Anti-contamination	When reusing data from a previous document, the system scans the output for any leftover values from the old document — in every possible display format. Fund A’s data won’t accidentally appear in Fund B’s filing.
Full traceability	Every extracted value records its source: page, line number, evidence text. Every rendering decision is recorded in a manifest. You can audit any value back to where it came from.
Visible gaps	Missing data shows as `[PENDING: field_name]` instead of being silently omitted. You always know what’s incomplete.
Deterministic output	Same data + same template = identical document. The output doesn’t depend on the AI’s “mood” or prompt phrasing. If you need to re-render next week, you get the exact same result.

Why this is different from “just using ChatGPT”

Concern	Generic AI chat	Rakenne with Template & Extraction Tools
Formatting	The AI decides how to format values; it varies between responses.	Deterministic formatters produce identical output every time, respecting locale rules.
Regulatory text	The AI may paraphrase or “improve” legal language.	Immutable zones are hash-locked. Any alteration is caught by the audit.
Data accuracy	No built-in validation. A CNPJ with a transposed digit passes unnoticed.	Schema validation checks formats, types, ranges, and check digits before rendering.
Traceability	You get a document. You don’t know where data came from.	Every extracted value has a page:line evidence trail.
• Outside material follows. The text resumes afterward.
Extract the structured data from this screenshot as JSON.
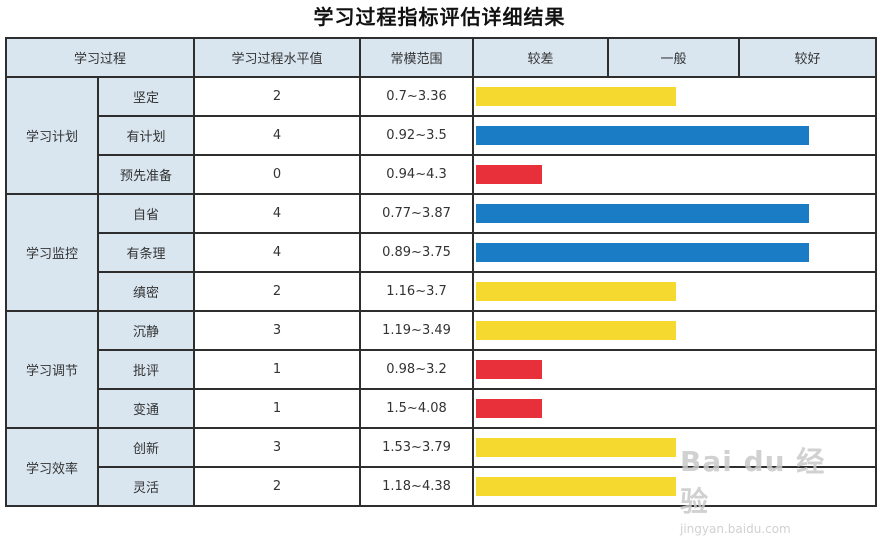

Every rendering decision is in the manifest.
Consistency	Ask the same question twice, get different formatting.	Same data + same template = same document, guaranteed.
Contamination	Copy-paste errors from precedent documents go undetected.	Anti-contamination scan checks all display forms of previous document’s data.
Completeness	Missing sections may be silently omitted.	`[PENDING: ...]` markers make every gap visible. Fill rate percentage shows overall progress.

Real-world example: securities prospectus

The FIDC Prospectus skill (doc-oferta-fidc) is one of Rakenne’s most comprehensive template-driven skills. It produces Brazilian securities offering documents compliant with CVM Resolution 160/2022, Annex D.
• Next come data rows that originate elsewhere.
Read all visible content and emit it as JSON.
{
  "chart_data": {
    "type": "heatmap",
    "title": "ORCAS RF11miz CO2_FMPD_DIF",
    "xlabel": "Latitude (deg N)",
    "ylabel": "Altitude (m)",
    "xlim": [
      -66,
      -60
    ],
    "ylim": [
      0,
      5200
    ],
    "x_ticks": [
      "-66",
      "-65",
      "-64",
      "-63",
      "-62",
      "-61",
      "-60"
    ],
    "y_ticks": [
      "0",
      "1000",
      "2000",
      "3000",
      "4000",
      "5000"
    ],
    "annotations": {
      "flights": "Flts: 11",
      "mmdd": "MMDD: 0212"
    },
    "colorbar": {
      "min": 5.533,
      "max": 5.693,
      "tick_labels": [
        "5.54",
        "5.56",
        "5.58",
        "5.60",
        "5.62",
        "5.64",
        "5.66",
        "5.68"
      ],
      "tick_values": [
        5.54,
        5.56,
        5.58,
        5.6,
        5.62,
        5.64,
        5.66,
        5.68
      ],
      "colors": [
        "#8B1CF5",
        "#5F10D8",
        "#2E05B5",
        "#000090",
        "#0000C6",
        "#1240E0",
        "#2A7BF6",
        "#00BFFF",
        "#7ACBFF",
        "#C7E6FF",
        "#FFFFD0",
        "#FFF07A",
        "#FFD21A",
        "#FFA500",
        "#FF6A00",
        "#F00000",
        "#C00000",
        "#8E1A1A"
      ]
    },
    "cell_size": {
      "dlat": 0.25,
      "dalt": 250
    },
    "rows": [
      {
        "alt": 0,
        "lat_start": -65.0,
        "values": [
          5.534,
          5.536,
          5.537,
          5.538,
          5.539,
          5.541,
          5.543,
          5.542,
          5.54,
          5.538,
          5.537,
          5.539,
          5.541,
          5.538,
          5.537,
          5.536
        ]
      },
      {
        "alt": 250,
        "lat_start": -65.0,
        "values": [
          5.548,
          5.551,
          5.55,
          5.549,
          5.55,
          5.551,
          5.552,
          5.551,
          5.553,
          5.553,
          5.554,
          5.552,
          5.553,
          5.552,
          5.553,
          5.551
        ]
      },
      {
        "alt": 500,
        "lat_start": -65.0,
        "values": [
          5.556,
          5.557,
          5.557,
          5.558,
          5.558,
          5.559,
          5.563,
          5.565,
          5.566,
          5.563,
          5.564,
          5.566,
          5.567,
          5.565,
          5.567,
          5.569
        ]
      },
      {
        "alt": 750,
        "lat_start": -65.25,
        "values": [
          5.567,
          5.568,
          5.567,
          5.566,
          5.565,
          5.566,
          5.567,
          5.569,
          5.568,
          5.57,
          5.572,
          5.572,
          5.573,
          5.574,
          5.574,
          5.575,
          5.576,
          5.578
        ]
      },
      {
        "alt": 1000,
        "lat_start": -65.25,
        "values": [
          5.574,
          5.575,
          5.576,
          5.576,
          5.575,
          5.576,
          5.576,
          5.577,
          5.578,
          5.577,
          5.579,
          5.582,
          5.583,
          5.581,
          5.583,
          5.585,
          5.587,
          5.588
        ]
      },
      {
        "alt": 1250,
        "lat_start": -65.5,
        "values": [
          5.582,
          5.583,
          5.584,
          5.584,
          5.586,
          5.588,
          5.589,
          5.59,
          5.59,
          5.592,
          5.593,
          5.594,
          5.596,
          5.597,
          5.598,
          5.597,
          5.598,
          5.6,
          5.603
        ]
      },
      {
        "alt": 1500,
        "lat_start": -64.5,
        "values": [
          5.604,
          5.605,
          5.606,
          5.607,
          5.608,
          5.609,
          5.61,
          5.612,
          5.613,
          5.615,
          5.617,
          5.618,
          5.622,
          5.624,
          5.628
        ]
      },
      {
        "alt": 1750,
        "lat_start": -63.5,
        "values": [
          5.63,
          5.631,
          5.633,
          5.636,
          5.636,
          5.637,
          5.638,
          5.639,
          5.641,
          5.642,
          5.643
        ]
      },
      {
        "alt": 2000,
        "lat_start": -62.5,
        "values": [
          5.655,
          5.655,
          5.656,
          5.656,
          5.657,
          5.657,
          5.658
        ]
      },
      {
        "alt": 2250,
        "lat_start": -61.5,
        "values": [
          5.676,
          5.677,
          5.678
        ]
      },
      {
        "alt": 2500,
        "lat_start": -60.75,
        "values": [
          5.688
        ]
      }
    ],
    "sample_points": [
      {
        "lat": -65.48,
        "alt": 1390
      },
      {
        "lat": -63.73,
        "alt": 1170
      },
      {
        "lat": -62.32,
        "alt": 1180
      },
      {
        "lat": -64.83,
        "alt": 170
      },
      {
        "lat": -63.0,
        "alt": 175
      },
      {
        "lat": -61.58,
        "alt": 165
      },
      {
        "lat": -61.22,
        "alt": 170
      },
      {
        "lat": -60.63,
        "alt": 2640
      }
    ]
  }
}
Scale: 289 variables organized across 25 groups (cover page, fund identity, service providers, offering terms, share structure, risk factors, schedule, and more) rendered into 17 document sections.

Immutable zones protect: CVM regulatory disclaimers on the cover page, standard investment risk warnings, investor inadequacy notices, offer suspension/cancellation/revocation procedures (verbatim from CVM 160), and document availability notices.
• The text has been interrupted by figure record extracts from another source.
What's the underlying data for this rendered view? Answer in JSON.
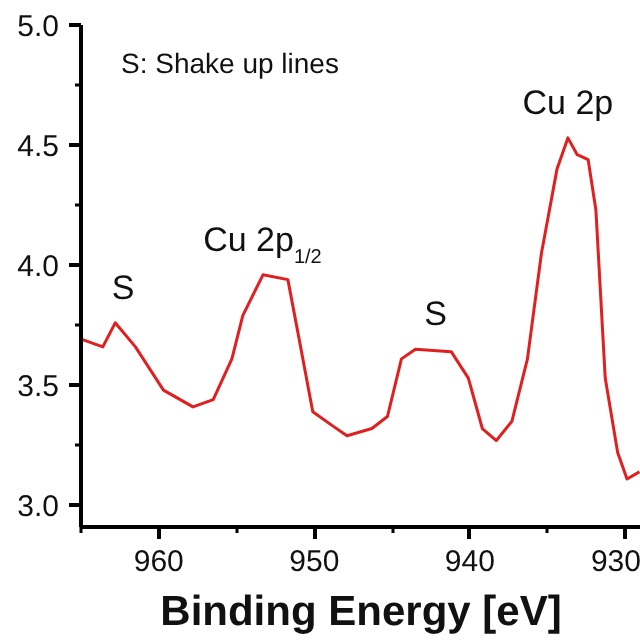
{
  "chart_data": {
    "type": "line",
    "xlabel": "Binding Energy [eV]",
    "x": [
      964.9,
      963.6,
      962.8,
      961.5,
      959.7,
      957.8,
      956.5,
      955.3,
      954.6,
      953.3,
      951.7,
      951.0,
      950.1,
      948.8,
      947.9,
      946.3,
      945.3,
      944.4,
      943.5,
      941.2,
      940.1,
      939.2,
      938.3,
      937.3,
      936.3,
      935.4,
      934.4,
      933.7,
      933.1,
      932.4,
      931.9,
      931.3,
      930.5,
      929.9,
      929.1
    ],
    "series": [
      {
        "color": "#e02020",
        "values": [
          3.69,
          3.66,
          3.76,
          3.66,
          3.48,
          3.41,
          3.44,
          3.61,
          3.79,
          3.96,
          3.94,
          3.7,
          3.39,
          3.33,
          3.29,
          3.32,
          3.37,
          3.61,
          3.65,
          3.64,
          3.53,
          3.32,
          3.27,
          3.35,
          3.61,
          4.05,
          4.4,
          4.53,
          4.46,
          4.44,
          4.23,
          3.53,
          3.22,
          3.11,
          3.14
        ]
      }
    ],
    "xlim": [
      965,
      929
    ],
    "xticks": [
      960,
      950,
      940,
      930
    ],
    "ylim": [
      2.91,
      5.0
    ],
    "yticks": [
      {
        "value": 3,
        "label": "3.0"
      },
      3.5,
      {
        "value": 4,
        "label": "4.0"
      },
      4.5,
      {
        "value": 5,
        "label": "5.0"
      }
    ],
    "grid": false,
    "line_style": "solid",
    "marker": "none",
    "annotations": [
      "S: Shake up lines",
      {
        "text": "S",
        "x": 962.3,
        "y": 3.76
      },
      {
        "text": "Cu 2p$_{1/2}$",
        "x": 952.6,
        "y": 3.96
      },
      {
        "text": "S",
        "x": 942.2,
        "y": 3.65
      },
      {
        "text": "Cu 2p",
        "x": 933.7,
        "y": 4.53
      }
    ]
  }
}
Locale-aware formatting: All values are rendered in pt-BR convention — R$ 1.500.000,00 (um milhao e quinhentos mil reais), 03/03/2026, 11.222.333/0001-81, 1,50%.

Change budgets: Risk factors allow only 5% deviation (mostly regulatory boilerplate). Cover page allows 15% (more variable content per fund). Overall document allows 10%.

Extraction pipeline: When a user uploads an existing prospectus PDF, the system automatically detects all 17 sections using heading patterns, extracts variables with page:line evidence, resolves conflicts when the same value appears in multiple sections, and produces a traceability report showing the provenance of every data point.

The result: a domain expert can produce a 40-page CVM-compliant prospectus through conversation with the agent, with the confidence that every number is formatted correctly, every disclaimer is verbatim, every CNPJ passes check-digit validation, and the entire document is auditable.

Summary

Rakenne’s Template and Extraction Tools exist because document production is too important to leave entirely to an AI’s probabilistic output. They create a clear division of labor:

You bring the domain expertise, make decisions, and provide or approve content.
The AI helps you gather data, extract information from existing documents, draft narrative sections, and navigate the workflow.
The tools handle everything that must be deterministic: formatting, validation, regulatory text protection, auditing, and traceability.

The result is documents that are AI-assisted but tool-verified — the speed of AI with the precision of code.